Describe how ARP poisoning allow an attacker to intercept network traffic.
ARP maps IP addresses to MAC addresses. In a poisoning attack, a Malicious actor sends forged ARP replies claiming their MAC address belongs to the gateway IP. The victim updates their cache, sending all traffic to the attacker, enabling a Man-in-the-Middle attack to steal credentials or inject malware.
Describe how Public Key Infrastructure (PKI) and a Certificate Authority work to establish trust online.
PKI is a framework that manages digital certificates, which act as digital passports linking a public key to an identity. We trust Certificate Authorities (CAs) because they are trusted third parties that sign these certificates, verifying the entity's identity and creating a chain of trust rooted in well-established organizations.
Describe three distinct cybersecurity career paths and one relevant certification for each.
Answers may vary, examples: 1. Security Analyst (SOC Analyst) - CompTIA CySA+. 2. Penetration Tester - OSCP. 3. Cloud Security Engineer - CCSP. 4. GRC Analyst - CISA.
Describe the safe procedure to evaluate a suspicious text message link.

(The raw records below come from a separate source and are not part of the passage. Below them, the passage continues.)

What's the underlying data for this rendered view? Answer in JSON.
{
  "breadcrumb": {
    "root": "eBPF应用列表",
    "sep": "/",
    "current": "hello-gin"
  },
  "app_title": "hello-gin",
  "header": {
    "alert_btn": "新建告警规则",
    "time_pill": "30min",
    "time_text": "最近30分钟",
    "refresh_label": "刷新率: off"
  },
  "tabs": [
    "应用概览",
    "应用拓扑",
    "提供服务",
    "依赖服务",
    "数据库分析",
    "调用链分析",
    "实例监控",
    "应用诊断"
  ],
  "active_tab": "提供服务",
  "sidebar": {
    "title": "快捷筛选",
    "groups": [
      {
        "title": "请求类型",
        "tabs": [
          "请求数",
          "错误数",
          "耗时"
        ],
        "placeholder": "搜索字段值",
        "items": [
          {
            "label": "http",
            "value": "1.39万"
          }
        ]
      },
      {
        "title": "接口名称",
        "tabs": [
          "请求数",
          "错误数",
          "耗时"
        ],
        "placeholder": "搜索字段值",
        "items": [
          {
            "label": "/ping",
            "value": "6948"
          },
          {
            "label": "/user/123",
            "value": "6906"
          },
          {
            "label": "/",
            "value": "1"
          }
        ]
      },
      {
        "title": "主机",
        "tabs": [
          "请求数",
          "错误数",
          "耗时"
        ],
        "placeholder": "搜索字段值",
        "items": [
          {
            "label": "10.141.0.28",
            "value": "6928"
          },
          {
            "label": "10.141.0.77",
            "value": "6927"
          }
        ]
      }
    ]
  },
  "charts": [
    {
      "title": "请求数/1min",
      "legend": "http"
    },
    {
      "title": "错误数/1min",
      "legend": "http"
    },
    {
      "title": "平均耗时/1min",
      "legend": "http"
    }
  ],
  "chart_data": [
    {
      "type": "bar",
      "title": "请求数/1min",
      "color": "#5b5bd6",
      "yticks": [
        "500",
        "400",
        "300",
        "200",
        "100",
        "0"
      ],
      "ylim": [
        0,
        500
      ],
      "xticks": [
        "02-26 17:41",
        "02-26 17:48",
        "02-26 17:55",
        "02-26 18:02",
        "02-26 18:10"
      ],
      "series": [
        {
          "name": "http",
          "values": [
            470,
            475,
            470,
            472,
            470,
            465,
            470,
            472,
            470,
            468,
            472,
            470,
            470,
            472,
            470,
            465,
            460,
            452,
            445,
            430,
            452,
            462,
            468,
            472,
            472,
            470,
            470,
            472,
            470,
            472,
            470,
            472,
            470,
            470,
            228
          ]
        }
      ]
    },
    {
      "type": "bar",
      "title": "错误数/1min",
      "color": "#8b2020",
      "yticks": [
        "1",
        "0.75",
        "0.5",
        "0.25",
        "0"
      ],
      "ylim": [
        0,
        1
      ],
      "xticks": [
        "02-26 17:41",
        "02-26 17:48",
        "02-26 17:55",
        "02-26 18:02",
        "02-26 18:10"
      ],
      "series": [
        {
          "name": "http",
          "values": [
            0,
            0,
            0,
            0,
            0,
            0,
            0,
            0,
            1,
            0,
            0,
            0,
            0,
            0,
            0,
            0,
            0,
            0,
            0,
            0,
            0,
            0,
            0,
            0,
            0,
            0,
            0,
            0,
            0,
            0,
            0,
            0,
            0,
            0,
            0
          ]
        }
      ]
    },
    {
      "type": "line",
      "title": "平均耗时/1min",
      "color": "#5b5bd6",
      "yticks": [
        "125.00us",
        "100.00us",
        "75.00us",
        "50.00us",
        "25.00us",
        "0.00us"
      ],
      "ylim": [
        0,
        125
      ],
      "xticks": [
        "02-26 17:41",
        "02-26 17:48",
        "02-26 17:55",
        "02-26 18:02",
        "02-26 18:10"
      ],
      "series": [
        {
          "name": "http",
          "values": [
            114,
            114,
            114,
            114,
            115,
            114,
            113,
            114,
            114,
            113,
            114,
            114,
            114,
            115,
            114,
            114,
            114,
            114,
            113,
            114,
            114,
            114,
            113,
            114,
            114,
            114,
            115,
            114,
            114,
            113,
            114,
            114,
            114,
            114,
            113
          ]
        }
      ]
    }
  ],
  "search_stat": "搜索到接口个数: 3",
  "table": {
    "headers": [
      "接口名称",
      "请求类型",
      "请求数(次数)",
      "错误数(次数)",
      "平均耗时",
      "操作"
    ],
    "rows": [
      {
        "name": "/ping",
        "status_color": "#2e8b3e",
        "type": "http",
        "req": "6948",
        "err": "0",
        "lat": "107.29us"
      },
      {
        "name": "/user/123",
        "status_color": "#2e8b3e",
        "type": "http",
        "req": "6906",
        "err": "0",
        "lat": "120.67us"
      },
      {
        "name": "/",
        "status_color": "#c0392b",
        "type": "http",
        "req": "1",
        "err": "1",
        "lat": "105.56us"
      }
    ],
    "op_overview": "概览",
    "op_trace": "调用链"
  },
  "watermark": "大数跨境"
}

You receive a text from an unknown number with a link promising free concert tickets. You cannot hover over the link on your phone to check the URL. You should copy the link, paste it into a plaintext notes app to see the full destination, and use a link scanner service online to determine if it is Malicious before even considering clicking it. You should also verify the sender's identity through a separate channel if they claim to be someone you know.

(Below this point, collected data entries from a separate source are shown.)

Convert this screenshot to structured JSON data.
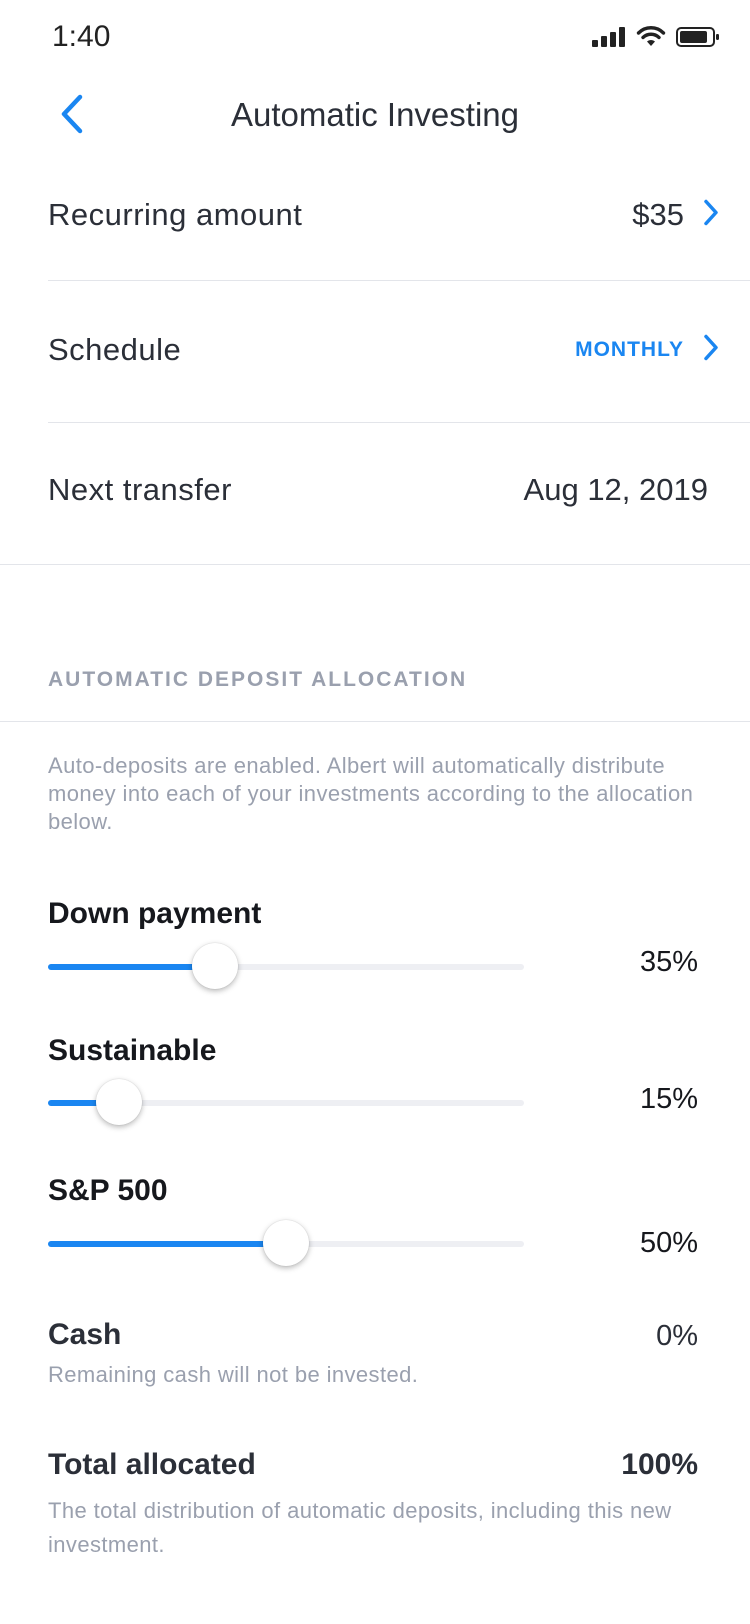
{
  "status_bar": {
    "time": "1:40"
  },
  "nav": {
    "title": "Automatic Investing"
  },
  "settings": {
    "recurring_amount": {
      "label": "Recurring amount",
      "value": "$35"
    },
    "schedule": {
      "label": "Schedule",
      "value": "MONTHLY"
    },
    "next_transfer": {
      "label": "Next transfer",
      "value": "Aug 12, 2019"
    }
  },
  "allocation": {
    "header": "AUTOMATIC DEPOSIT ALLOCATION",
    "description": "Auto-deposits are enabled. Albert will automatically distribute money into each of your investments according to the allocation below.",
    "items": [
      {
        "name": "Down payment",
        "percent_label": "35%",
        "percent": 35
      },
      {
        "name": "Sustainable",
        "percent_label": "15%",
        "percent": 15
      },
      {
        "name": "S&P 500",
        "percent_label": "50%",
        "percent": 50
      }
    ],
    "cash": {
      "name": "Cash",
      "percent_label": "0%",
      "note": "Remaining cash will not be invested."
    },
    "total": {
      "name": "Total allocated",
      "percent_label": "100%",
      "note": "The total distribution of automatic deposits, including this new investment."
    }
  },
  "colors": {
    "accent": "#1a86f1",
    "muted_text": "#9aa0ae",
    "track": "#eeeff3"
  }
}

Describe six specific security controls you would implement to secure an eCommerce website.
1. Encrypt HTTPS traffic to prevent Malicious MitM attacks. 2. Implement MFA so stolen passwords are insufficient for Malicious access. 3. Deploy a Web Application Firewall to block Malicious XSS and SQLi. 4. Use DDoS Protection to filter Malicious flood traffic. 5. Perform Regular Patching to close Malicious backdoors. 6. Hire Penetration Testers bi-annually to proactively find and fix Malicious weaknesses.
Describe the specific steps to identify the exploit, secure the system, and prevent future attacks on a compromised school network.

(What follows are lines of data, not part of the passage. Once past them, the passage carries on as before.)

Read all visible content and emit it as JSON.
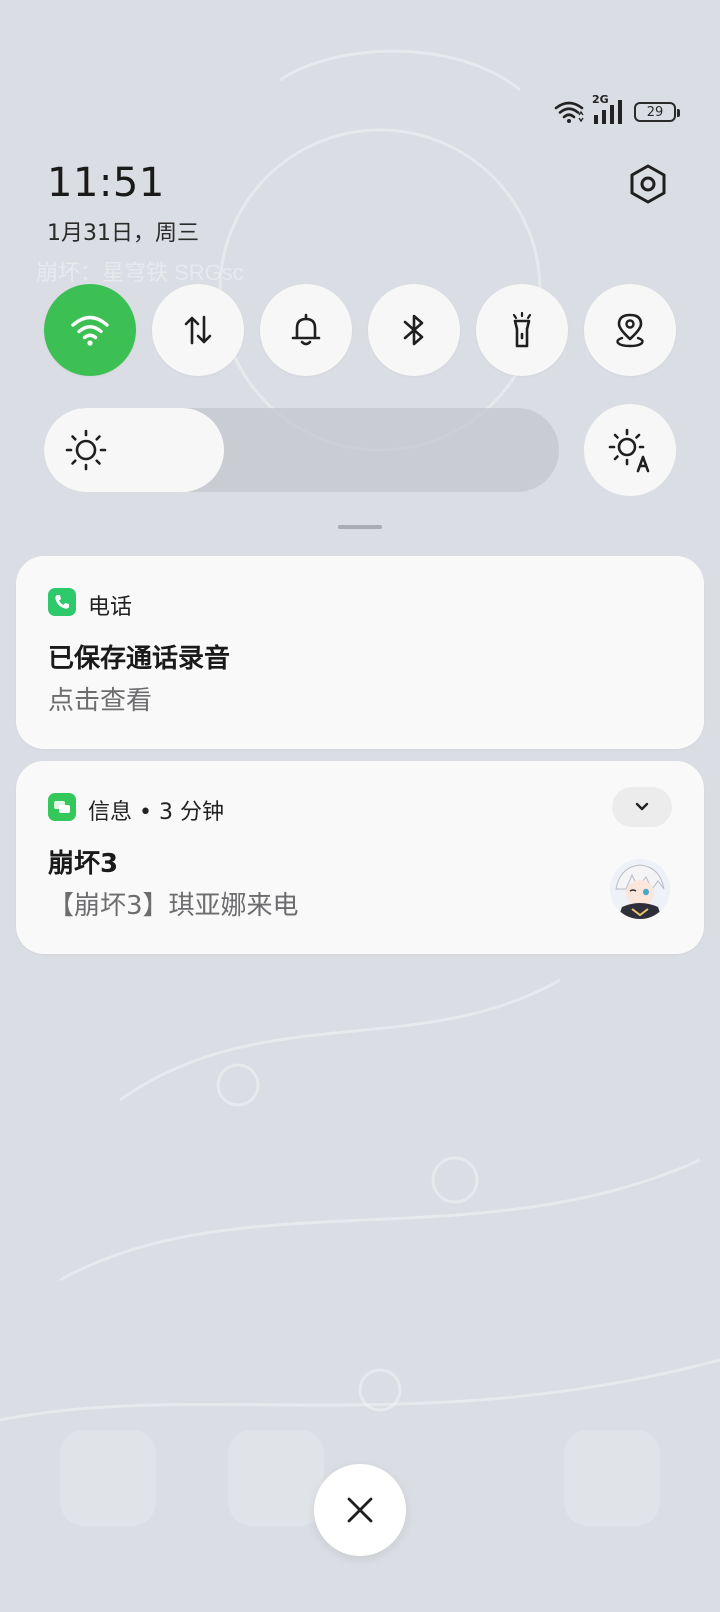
{
  "status_bar": {
    "network_type": "2G",
    "battery": "29",
    "icons": [
      "wifi-icon",
      "signal-icon",
      "battery-icon"
    ]
  },
  "header": {
    "time": "11:51",
    "date": "1月31日，周三"
  },
  "quick_settings": {
    "toggles": [
      {
        "name": "wifi",
        "icon": "wifi-icon",
        "active": true
      },
      {
        "name": "mobile-data",
        "icon": "data-arrows-icon",
        "active": false
      },
      {
        "name": "sound",
        "icon": "bell-icon",
        "active": false
      },
      {
        "name": "bluetooth",
        "icon": "bluetooth-icon",
        "active": false
      },
      {
        "name": "flashlight",
        "icon": "flashlight-icon",
        "active": false
      },
      {
        "name": "location",
        "icon": "location-icon",
        "active": false
      }
    ],
    "brightness_level": 0.35,
    "accent_color": "#3cbf53"
  },
  "notifications": [
    {
      "app": "电话",
      "title": "已保存通话录音",
      "body": "点击查看",
      "app_color": "#2ec96a"
    },
    {
      "app": "信息 • 3 分钟",
      "title": "崩坏3",
      "body": "【崩坏3】琪亚娜来电",
      "app_color": "#34c759"
    }
  ],
  "background": {
    "wallpaper_text": "崩坏：星穹铁  SRGsc"
  }
}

Identify: Check SIEM/Firewall logs for spikes in outbound traffic to unknown IPs or lateral movement (e.g., SMB connections at 2 AM). Secure: Immediately isolate the affected machine segment from the rest of the network, force password resets for all staff/students, and patch the entry point vulnerability (e.g., phishing link). Prevent: Implement MFA for staff, remove local admin rights from users, and schedule regular vulnerability scans and security awareness training with phishing simulations.
Describe how an investigator can recover files a suspect thought they deleted, and what specific types of evidence might still be found.
Even if a suspect deletes files, documents, images, and chat logs are recoverable because deletion only removes the file pointer, not the actual data. The data remains in unallocated space on the drive until it is overwritten. Investigators can create a forensic image of the drive and use software to carve out this residual data, revealing evidence of Malicious activity the user tried to hide. Additionally, metadata from these recovered files can reveal the original creation date, author, and GPS location.
You are a pen tester with a signed scope for a web server. During the test, you find a vulnerability that gives you access to an unrelated internal database server containing customer. Describe the ethical and legal next step?
If an ethical hacker discovers a secondary, unrelated system containing customer data while testing a web server (within the authorized scope), they should immediately stop any further interaction with the newly discovered system. They must not exploit or probe the new system. Instead, they must report the finding to the primary contact listed in the Rules of Engagement. Accessing or testing that system would be illegal under the CFAA because it was not explicitly authorized in the signed scope of work.